From a small Remembrance poppy lapel pin to Bruce Lee’s red tracksuit, the exhibition’s items are both commonplace and wholly unique. As such, Antonelli commissioned five contemporary photographers from five different countries to photograph an equal share of the items on the list for the exhibition’s accompanying catalogue. These portraits strip the world-changing garments of their perhaps austere archival exhibition look, and take them into places we’re used to seeing them, like pavements, marketplaces or surreally styled glossy advertisements.

“Fashion has such a profound relationship with photography,” says Antonelli, “from high fashion to high street, to family memories of what the generations above us wore. The photographers we chose, I think, unlock these layers of meaning.” From Senegal, New York, London, Tokyo and Johannesburg respectively, the way photographers Omar Victor Diop, Bobby Doherty, Catherine Losing, Monika Mogi and Kristin-Lee Moolman captured the items on their lists was influenced not only by their own tastes and upbringing, but also by how the garment is viewed within the culture they grew up in.

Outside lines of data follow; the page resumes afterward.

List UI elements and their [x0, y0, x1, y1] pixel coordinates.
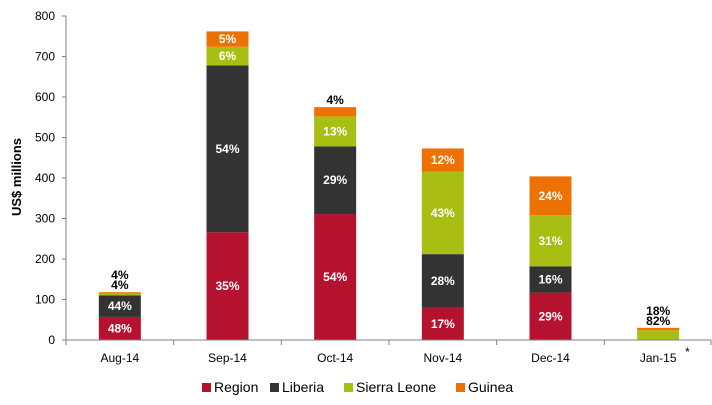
bar-segment — [98, 293, 141, 296]
legend: Region Liberia Sierra Leone Guinea — [202, 379, 513, 395]
segment-label: 35% — [215, 279, 239, 293]
bar-segment — [314, 107, 357, 117]
legend-swatch — [456, 383, 465, 392]
segment-label: 5% — [219, 32, 237, 46]
segment-label-outside: 4% — [326, 93, 344, 107]
bar-segment — [98, 316, 141, 340]
bar-segment — [529, 292, 572, 340]
x-tick-label: Dec-14 — [531, 351, 570, 365]
x-tick-label: Sep-14 — [208, 351, 247, 365]
segment-label: 12% — [431, 153, 455, 167]
segment-label: 44% — [108, 299, 132, 313]
bar-segment — [206, 31, 249, 47]
legend-swatch — [344, 383, 353, 392]
segment-label-outside: 4% — [111, 268, 129, 282]
segment-label: 29% — [538, 309, 562, 323]
segment-label: 48% — [108, 321, 132, 335]
bar-segment — [421, 307, 464, 340]
bar-segment — [637, 327, 680, 331]
segment-label: 13% — [323, 124, 347, 138]
legend-label: Guinea — [468, 379, 513, 395]
y-tick-label: 600 — [35, 90, 55, 104]
bar-segment — [314, 214, 357, 340]
bar-segment — [98, 295, 141, 317]
bar-segment — [421, 254, 464, 308]
segment-label-outside: 82% — [646, 314, 670, 328]
x-tick-label: Aug-14 — [100, 351, 139, 365]
bar-segment — [314, 116, 357, 147]
bar-segment — [529, 215, 572, 267]
category-footnote-mark: * — [685, 345, 690, 359]
segment-label: 54% — [215, 142, 239, 156]
x-tick-label: Nov-14 — [423, 351, 462, 365]
y-tick-label: 500 — [35, 131, 55, 145]
segment-label-outside: 4% — [111, 278, 129, 292]
legend-label: Region — [214, 379, 258, 395]
segment-label-outside: 18% — [646, 304, 670, 318]
x-axis: Aug-14 Sep-14 Oct-14 Nov-14 Dec-14 Jan-15 * — [65, 339, 712, 365]
segment-label: 6% — [219, 49, 237, 63]
x-tick-label: Oct-14 — [317, 351, 353, 365]
y-tick-label: 100 — [35, 293, 55, 307]
segment-label: 28% — [431, 274, 455, 288]
legend-label: Sierra Leone — [356, 379, 436, 395]
bar-segment — [206, 65, 249, 233]
y-tick-label: 300 — [35, 212, 55, 226]
legend-swatch — [270, 383, 279, 392]
bar-segment — [637, 330, 680, 340]
bar-segment — [529, 266, 572, 293]
segment-label: 24% — [538, 189, 562, 203]
y-tick-label: 800 — [35, 9, 55, 23]
segment-label: 16% — [538, 272, 562, 286]
segment-labels: 48%44%4%4%35%54%6%5%54%29%13%4%17%28%43%… — [108, 32, 671, 335]
bar-segment — [529, 176, 572, 216]
bar-segment — [421, 171, 464, 255]
bar-segment — [421, 148, 464, 172]
segment-label: 43% — [431, 206, 455, 220]
segment-label: 54% — [323, 270, 347, 284]
y-tick-label: 200 — [35, 252, 55, 266]
bar-segment — [206, 232, 249, 340]
y-tick-label: 0 — [48, 333, 55, 347]
y-axis-title: US$ millions — [9, 138, 24, 216]
legend-label: Liberia — [282, 379, 324, 395]
legend-swatch — [202, 383, 211, 392]
y-axis: 0 100 200 300 400 500 600 700 800 — [35, 9, 67, 347]
segment-label: 17% — [431, 317, 455, 331]
bar-segment — [206, 46, 249, 66]
segment-label: 31% — [538, 234, 562, 248]
bar-segment — [98, 292, 141, 294]
x-tick-label: Jan-15 — [640, 351, 677, 365]
bars — [98, 31, 680, 340]
bar-segment — [314, 146, 357, 215]
y-tick-label: 700 — [35, 50, 55, 64]
segment-label: 29% — [323, 173, 347, 187]
y-tick-label: 400 — [35, 171, 55, 185]
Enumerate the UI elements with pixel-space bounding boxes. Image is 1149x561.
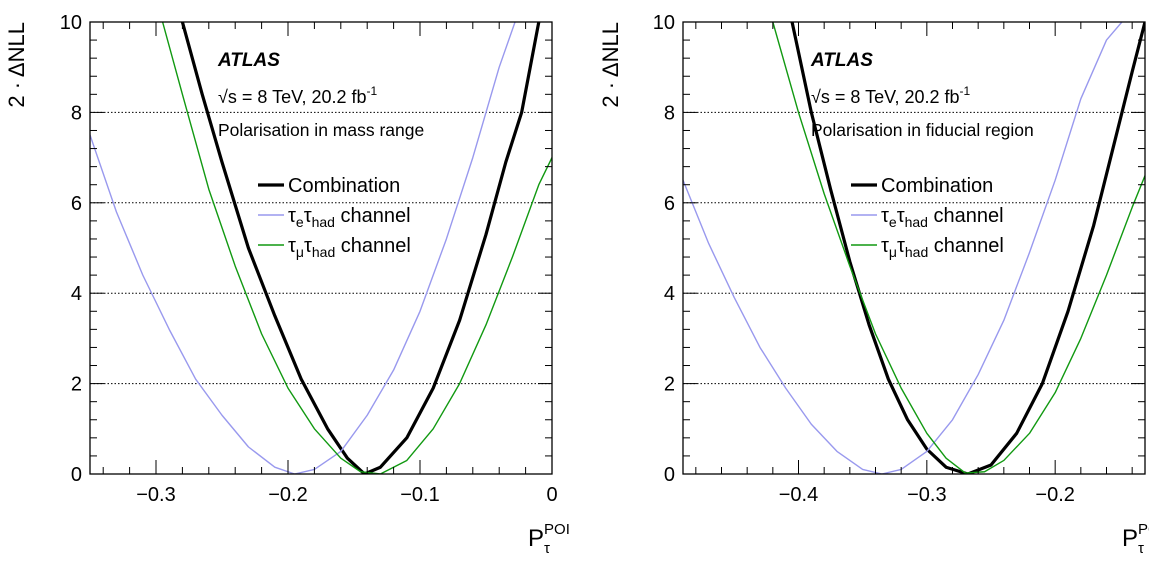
legend-label-2: τeτhad channel (881, 205, 1004, 230)
x-axis-label: PPOI (528, 521, 570, 552)
legend-label-1: Combination (881, 175, 993, 197)
y-tick-label: 10 (60, 12, 82, 34)
series-line-1 (180, 22, 541, 474)
x-tick-label: −0.4 (779, 484, 818, 506)
x-axis-label-sub: τ (1138, 540, 1144, 556)
y-tick-label: 4 (71, 283, 82, 305)
x-tick-label: −0.3 (136, 484, 175, 506)
x-tick-label: −0.2 (268, 484, 307, 506)
plot-frame (682, 21, 1146, 475)
x-tick-label: 0 (546, 484, 557, 506)
region-label: Polarisation in fiducial region (811, 120, 1034, 140)
y-tick-label: 4 (664, 283, 675, 305)
x-tick-label: −0.2 (1035, 484, 1074, 506)
legend-label-3: τμτhad channel (881, 235, 1004, 260)
x-axis-label-sub: τ (544, 540, 550, 556)
legend-label-3: τμτhad channel (288, 235, 411, 260)
y-tick-label: 2 (71, 374, 82, 396)
series-line-2 (90, 22, 516, 474)
energy-label: √s = 8 TeV, 20.2 fb-1 (811, 84, 970, 107)
experiment-label: ATLAS (810, 50, 873, 71)
plot-frame (89, 21, 553, 475)
x-tick-label: −0.3 (907, 484, 946, 506)
y-tick-label: 8 (71, 102, 82, 124)
legend-label-1: Combination (288, 175, 400, 197)
y-tick-label: 2 (664, 374, 675, 396)
y-axis-label: 2 · ΔNLL (598, 22, 623, 108)
series-line-3 (161, 22, 552, 474)
energy-label: √s = 8 TeV, 20.2 fb-1 (218, 84, 377, 107)
series-line-3 (772, 22, 1145, 474)
y-tick-label: 0 (71, 464, 82, 486)
y-tick-label: 6 (71, 193, 82, 215)
legend-label-2: τeτhad channel (288, 205, 411, 230)
y-axis-label: 2 · ΔNLL (4, 22, 29, 108)
y-tick-label: 6 (664, 193, 675, 215)
x-axis-label: PPOI (1122, 521, 1149, 552)
y-tick-label: 10 (653, 12, 675, 34)
x-tick-label: −0.1 (400, 484, 439, 506)
y-tick-label: 0 (664, 464, 675, 486)
experiment-label: ATLAS (217, 50, 280, 71)
series-line-1 (790, 22, 1145, 474)
region-label: Polarisation in mass range (218, 120, 424, 140)
y-tick-label: 8 (664, 102, 675, 124)
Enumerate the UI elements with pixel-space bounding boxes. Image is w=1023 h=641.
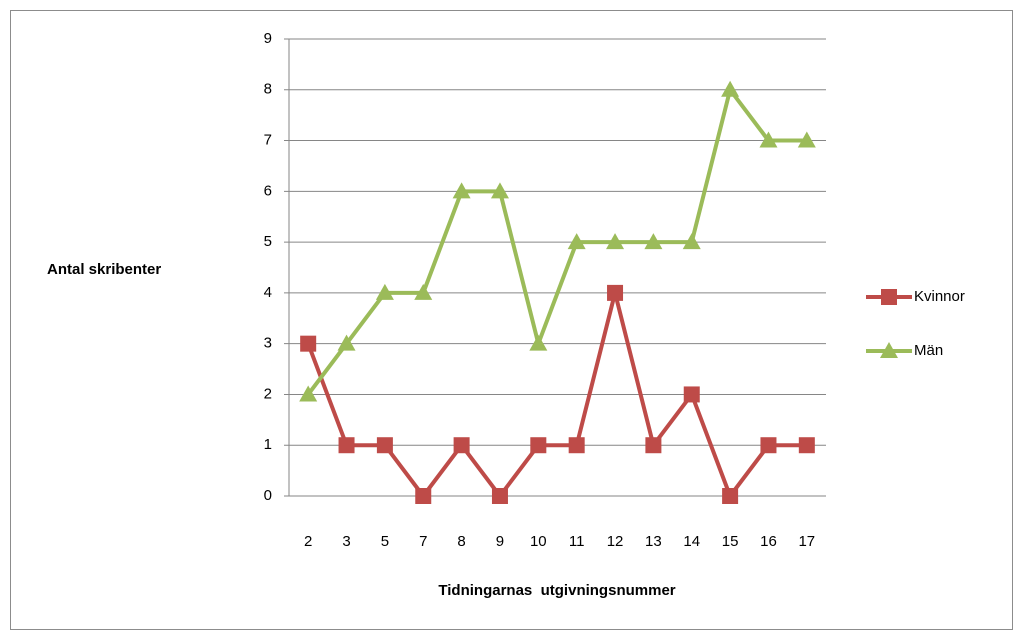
marker xyxy=(299,385,318,402)
marker xyxy=(759,131,778,148)
x-tick-label: 12 xyxy=(607,533,624,550)
marker xyxy=(881,289,897,305)
x-tick-label: 16 xyxy=(760,533,777,550)
marker xyxy=(491,488,508,504)
marker xyxy=(606,233,625,250)
x-tick-label: 5 xyxy=(381,533,389,550)
marker xyxy=(683,386,700,403)
x-tick-label: 13 xyxy=(645,533,662,550)
x-tick-label: 17 xyxy=(798,533,815,550)
y-tick-label: 8 xyxy=(264,81,272,98)
marker xyxy=(567,233,586,250)
y-tick-label: 6 xyxy=(264,182,272,199)
marker xyxy=(414,283,433,300)
x-tick-label: 7 xyxy=(419,533,427,550)
marker xyxy=(721,80,740,97)
marker xyxy=(337,334,356,351)
y-tick-label: 4 xyxy=(264,284,272,301)
y-tick-label: 3 xyxy=(264,335,272,352)
marker xyxy=(568,437,585,454)
y-axis-title: Antal skribenter xyxy=(47,261,161,278)
marker xyxy=(375,283,394,300)
marker xyxy=(338,437,355,454)
x-tick-label: 10 xyxy=(530,533,547,550)
y-tick-label: 1 xyxy=(264,436,272,453)
legend-label: Män xyxy=(914,342,943,359)
marker xyxy=(797,131,816,148)
y-tick-label: 0 xyxy=(264,487,272,504)
y-tick-label: 2 xyxy=(264,385,272,402)
x-tick-label: 14 xyxy=(683,533,700,550)
series-line xyxy=(306,290,807,498)
marker xyxy=(607,284,624,301)
marker xyxy=(798,437,815,454)
marker xyxy=(644,233,663,250)
y-tick-label: 5 xyxy=(264,233,272,250)
marker xyxy=(490,182,509,199)
x-tick-label: 9 xyxy=(496,533,504,550)
marker xyxy=(530,437,547,454)
x-tick-label: 11 xyxy=(569,533,585,550)
marker xyxy=(376,437,393,454)
x-tick-label: 8 xyxy=(457,533,465,550)
marker xyxy=(529,334,548,351)
marker xyxy=(415,488,432,504)
y-tick-label: 9 xyxy=(264,30,272,47)
marker xyxy=(722,488,739,504)
x-tick-label: 3 xyxy=(342,533,350,550)
marker xyxy=(453,437,470,454)
marker xyxy=(452,182,471,199)
x-tick-label: 2 xyxy=(304,533,312,550)
series-line xyxy=(306,87,807,396)
marker xyxy=(682,233,701,250)
x-tick-label: 15 xyxy=(722,533,739,550)
x-axis-title: Tidningarnas utgivningsnummer xyxy=(438,582,675,599)
marker xyxy=(760,437,777,454)
chart-border xyxy=(10,10,1013,630)
marker xyxy=(880,342,898,358)
y-tick-label: 7 xyxy=(264,132,272,149)
legend-label: Kvinnor xyxy=(914,288,965,305)
marker xyxy=(300,335,317,352)
marker xyxy=(645,437,662,454)
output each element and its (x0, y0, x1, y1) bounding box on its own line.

A drawstring Nike backpack is worn by someone with a matching Nike swoosh shaved into their head, in one photograph taken by London-based photographer Catherine Losing, who told AnOther more about the commission: “That backpack reminded me of the “swoosh” that boys from my school near Doncaster shaved into the back of their heads in the late ‘90s. Anna [Lomax, Losing’s longterm collaborator, who styled each look] had the same reference point, apparently it was also a big thing in south London.”

That portrait shows how blurred the cultural ownership of what we wear can be: a shaved swoosh might seem familiar to anyone who grew up in 1990s Britain, but look closer and you realise it’s style that’s been adopted by kids, rappers and footballers from all over the world for the past three decades.

The bucket hat, the Birkin, the leather jacket, the balaclava and a padded, form-fitting dress from Rei Kawakubo’s Body Meets Dress, Dress Meets Body collection for Commes des Garçons in 1997 were some of the items on Losing and Lomax’s list. “Anna and I would do separate moodboards for the items, then come together and chat through it all,” says Losing. “Usually there’d be a lot of crossover with references and how we imagined approaching them.” Once they’d planned how each item would be represented, they had the sometimes tricky task of sourcing the garments, or making them themselves.

Their sumptuous take on Body Meets Dress, Dress Meets Body could be mistaken for a pile of oversized foam hair rollers – or nifty neck pillows. “I don’t want to give away Anna’s trade secrets,” Losing told us via email, “but I think it was a pair of leggings with salt in!” Sourcing an Hermès Birkin bag on the other hand, proved near impossible: “We had a complete nightmare trying to get hold of one, which is exactly why it’s in the exhibition; Hermès created a massive buzz by making them unattainable. Even MoMA struggled. Luckily it turned out a colleague knew a collector who very kindly lent us one for the shoot. But I was so terrified by its value – it’s worth more than a couple of houses back where I’m from – that I employed security to transport the bag.”

Whether you’re walking through the exhibition or leafing through the accompanying catalogue, it’s hard not to want some of these items for yourself. Of course, there’s a faithful Gore-Tex or a Breton jumper that you may well already own. But just imagine owning Donna Karan’s 1985 Seven Easy Pieces capsule collection for yourself. “I’m more like Jeff Goldblum in The Fly,” says Losing. “I have multiples of the same jeans, T-shirts and turtlenecks. I’m so boring! Anna is more exciting, she’s always got a great manicure or pair of Air Force Ones.”

Items: Is Fashion Modern? runs until January 28, 2018 at MoMA, New York.